Remember, the world ended in 1975

Okay, so the rapture didn’t happen, we knew it wouldn’t, although at least one friend of mine gathered up some fun armageddon flicks to watch, low budget B movie classics like The Day the World Ended and The Last Woman on Earth.

I have quite a few end of the world favorites myself including the aforementioned Day the World Ended (which is actually my favorite Corman film), Dawn of the Dead (zombie films can also be considered end of the world flicks), A Boy and His Dog, and of course, what mention of armageddon fun is complete without Charlton Heston?

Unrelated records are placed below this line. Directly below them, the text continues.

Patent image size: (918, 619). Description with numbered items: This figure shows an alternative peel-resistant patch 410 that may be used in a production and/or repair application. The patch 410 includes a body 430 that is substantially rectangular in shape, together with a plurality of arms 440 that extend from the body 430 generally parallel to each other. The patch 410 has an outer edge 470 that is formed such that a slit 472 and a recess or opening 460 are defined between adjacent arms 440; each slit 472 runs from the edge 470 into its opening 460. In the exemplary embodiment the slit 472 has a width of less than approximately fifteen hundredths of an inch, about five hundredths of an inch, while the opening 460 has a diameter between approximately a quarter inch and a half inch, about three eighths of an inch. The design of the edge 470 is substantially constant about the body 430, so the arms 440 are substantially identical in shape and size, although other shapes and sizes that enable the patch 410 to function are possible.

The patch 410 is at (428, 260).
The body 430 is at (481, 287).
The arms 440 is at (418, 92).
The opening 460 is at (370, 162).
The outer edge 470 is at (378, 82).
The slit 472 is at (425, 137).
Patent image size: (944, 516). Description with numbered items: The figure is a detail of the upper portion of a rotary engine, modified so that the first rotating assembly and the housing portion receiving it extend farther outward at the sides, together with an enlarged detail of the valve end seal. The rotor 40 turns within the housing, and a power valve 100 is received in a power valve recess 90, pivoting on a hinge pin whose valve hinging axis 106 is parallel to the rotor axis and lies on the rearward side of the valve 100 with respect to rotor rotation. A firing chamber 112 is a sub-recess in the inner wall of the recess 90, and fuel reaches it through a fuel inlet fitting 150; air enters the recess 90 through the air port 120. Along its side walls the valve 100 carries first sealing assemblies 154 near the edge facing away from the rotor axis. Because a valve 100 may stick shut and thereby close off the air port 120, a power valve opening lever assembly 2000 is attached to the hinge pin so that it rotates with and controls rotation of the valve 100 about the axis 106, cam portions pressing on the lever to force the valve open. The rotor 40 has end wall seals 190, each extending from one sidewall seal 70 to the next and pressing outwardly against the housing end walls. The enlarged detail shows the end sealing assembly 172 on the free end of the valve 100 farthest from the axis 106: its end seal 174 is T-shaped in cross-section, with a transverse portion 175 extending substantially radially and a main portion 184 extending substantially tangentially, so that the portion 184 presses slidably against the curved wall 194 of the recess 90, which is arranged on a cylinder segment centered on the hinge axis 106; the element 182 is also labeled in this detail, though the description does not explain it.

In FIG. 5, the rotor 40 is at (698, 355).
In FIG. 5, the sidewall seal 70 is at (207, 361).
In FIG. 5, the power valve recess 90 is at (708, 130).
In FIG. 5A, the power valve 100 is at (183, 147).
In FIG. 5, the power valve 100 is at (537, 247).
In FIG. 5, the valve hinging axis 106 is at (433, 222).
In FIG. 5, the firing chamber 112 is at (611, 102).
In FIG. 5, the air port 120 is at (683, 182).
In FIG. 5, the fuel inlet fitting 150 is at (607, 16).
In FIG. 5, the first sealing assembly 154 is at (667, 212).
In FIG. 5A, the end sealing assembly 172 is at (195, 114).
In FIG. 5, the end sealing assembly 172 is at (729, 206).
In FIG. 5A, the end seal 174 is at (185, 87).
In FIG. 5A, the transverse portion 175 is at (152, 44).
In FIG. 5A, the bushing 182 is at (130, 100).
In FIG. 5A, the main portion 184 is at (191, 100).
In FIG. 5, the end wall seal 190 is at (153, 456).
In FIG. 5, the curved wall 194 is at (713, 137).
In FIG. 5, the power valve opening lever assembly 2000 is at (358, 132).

“I was a huge Charlton Heston fan when I was growing up,” Tim Burton told Playboy, “particularly during his Planet of the Apes, Omega Man, Soylent Green period…he had this uncanny ability to make you believe whatever bullshit was going on, and in Omega Man he comes across as the most serious person who ever lived.”

 

As much as Heston is at his scenery chewing best in Airport 1975, which was one of the big inspirations for Airplane!, I keep coming back to The Omega Man, the second attempt to bring Richard Matheson’s legendary short story, I Am Legend, to the big screen.

Matheson wasn’t thrilled with the first big screen version of his classic short story, The Last Man on Earth, (which is actually a pretty good, dark, moody little horror flick with Vincent Price in the lead), and The Omega Man was so ridiculously beyond his short story, it didn’t even bother Matheson because he didn’t think anyone would recognize it as his.

 

Omega Man is a great piece of early ‘70’s camp, with Heston roaming an empty apocalyptic Downtown L.A. (Look for the car driving around on the horizon in they forgot to block out with the camera), some Evel Knievel motorcycle stunt driving, a groovy soundtrack, the starkly white skinned, hooded night creatures I like to call the Q-Tip people, and the overall heavy handed message of where society was heading if we don’t change our ways.

It’s all painfully dated, a wall calendar informs us the world ended in 1975, which makes it a great hoot to watch today. In fact, it’s hard to remember the last time the end of the world was this much fun.